The smell of the gods was powerful in the king's house. The courtiers gasped. The king fell back in his throne. Even the daughter of the king paled and trembled and was silent. Now she knew her life was in his hands....
“All right,” Sara said. “If you operate on him, I'll stay with you. Just make him well again, and I will stay with you as long as you want me.” Her eyes pleaded with him. The body that he remembered was tense with hope.

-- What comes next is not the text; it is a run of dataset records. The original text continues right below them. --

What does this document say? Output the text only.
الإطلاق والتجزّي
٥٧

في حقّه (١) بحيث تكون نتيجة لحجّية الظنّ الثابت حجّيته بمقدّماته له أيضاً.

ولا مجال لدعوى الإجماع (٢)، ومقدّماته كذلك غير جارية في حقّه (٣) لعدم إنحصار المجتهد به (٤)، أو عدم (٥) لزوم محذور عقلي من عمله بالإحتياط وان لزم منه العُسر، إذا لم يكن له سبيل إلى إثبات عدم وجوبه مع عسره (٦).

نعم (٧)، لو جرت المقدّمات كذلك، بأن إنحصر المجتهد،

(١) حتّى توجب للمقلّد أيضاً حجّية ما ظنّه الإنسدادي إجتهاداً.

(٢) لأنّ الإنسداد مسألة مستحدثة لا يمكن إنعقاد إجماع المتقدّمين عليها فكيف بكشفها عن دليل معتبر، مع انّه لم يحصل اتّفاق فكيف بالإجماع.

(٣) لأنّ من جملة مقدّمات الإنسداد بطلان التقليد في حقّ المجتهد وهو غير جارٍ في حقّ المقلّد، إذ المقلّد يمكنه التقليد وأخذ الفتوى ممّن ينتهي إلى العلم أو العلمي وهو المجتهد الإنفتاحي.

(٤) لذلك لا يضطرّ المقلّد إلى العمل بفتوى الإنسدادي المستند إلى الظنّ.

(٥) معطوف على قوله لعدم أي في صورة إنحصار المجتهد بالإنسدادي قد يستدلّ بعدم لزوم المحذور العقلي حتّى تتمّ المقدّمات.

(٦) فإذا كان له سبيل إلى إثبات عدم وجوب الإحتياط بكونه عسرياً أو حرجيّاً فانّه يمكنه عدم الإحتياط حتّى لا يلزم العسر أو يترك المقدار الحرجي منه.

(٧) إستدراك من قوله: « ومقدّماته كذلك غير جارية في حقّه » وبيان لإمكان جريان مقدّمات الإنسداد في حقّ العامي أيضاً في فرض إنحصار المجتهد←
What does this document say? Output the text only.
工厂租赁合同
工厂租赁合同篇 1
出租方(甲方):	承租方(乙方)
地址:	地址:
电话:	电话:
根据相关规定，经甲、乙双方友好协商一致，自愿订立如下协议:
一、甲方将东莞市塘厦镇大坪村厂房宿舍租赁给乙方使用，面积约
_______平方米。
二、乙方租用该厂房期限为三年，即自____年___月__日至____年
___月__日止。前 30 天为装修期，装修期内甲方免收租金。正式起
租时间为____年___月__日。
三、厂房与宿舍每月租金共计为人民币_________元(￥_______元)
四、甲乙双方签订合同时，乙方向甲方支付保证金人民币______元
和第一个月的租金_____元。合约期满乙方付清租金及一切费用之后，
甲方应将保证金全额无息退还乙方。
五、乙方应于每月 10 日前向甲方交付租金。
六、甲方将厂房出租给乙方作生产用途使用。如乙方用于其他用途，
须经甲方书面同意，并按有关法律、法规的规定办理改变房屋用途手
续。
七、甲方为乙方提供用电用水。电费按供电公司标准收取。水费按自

“You place a high valuation on yourself,” he said. “Do you think it would be enjoyable to live with a woman who was thinking every moment how much she wanted to be somewhere else?"
My face, my moon, my everybody's moon, which everybody looks on and calls his....
“I'd do it,” she said. “You'd never know."
“I'd always know,” he said. “My problem is I can't forget. And what if he died during the operation?"
Her face tightened against the underlying bones. “The bargain still would hold."
“You realize what a temptation that would be? To win by killing your lover and call it accident?"
“You wouldn't do that,” she said. But her voice lacked conviction.
“You don't believe that. You know my dreams. You know the k
ind of person I am. I have killed a thousand times because a woman deserted me."
“I'll take the chance,” she said. “It's the only chance I have."
“And what if he should die by accident? Would you ever think it was anything but intentional? No. It wouldn't work. I can't do it."
“But why? Tell me why? What can I do to persuade you? What can I offer?"
“Nothing,” he said. “You brought me back, you see. I can't go through that experience of betrayal and revenge again. Even more important than that, I don't want to remember why I chose that fate. And that's why I can't operate, even if I believed everything would work out as you say, even if I wanted to."
She looked bewildered. “I don't understand."
“I don't remember enough of what it's like to be a surgeon,” he said. “Oh, I remember being a surgeon. You've convinced me of that, and since then I remembered a great deal. But I don't remember the techniques, I don't even remember some of the names much less what they stand for, and my fingers have forgotten the skills. Before I could operate, I would have to take a capsule. And once I took a capsule, I would remember too much. I would be back where I was, back as deeply under the influence of other people's memories as I ever was. So—what you ask is impossible. Even if I was everything you wanted me to be, even if you lived up to every promise, I would never be able to collect. I'd be back where you found me."
Why this is hell, he thought, nor am I out of it.
“We'd bring you back, Toni and I,” she said, panting as if she had run a long race. “We'd nurse you back to health and reality."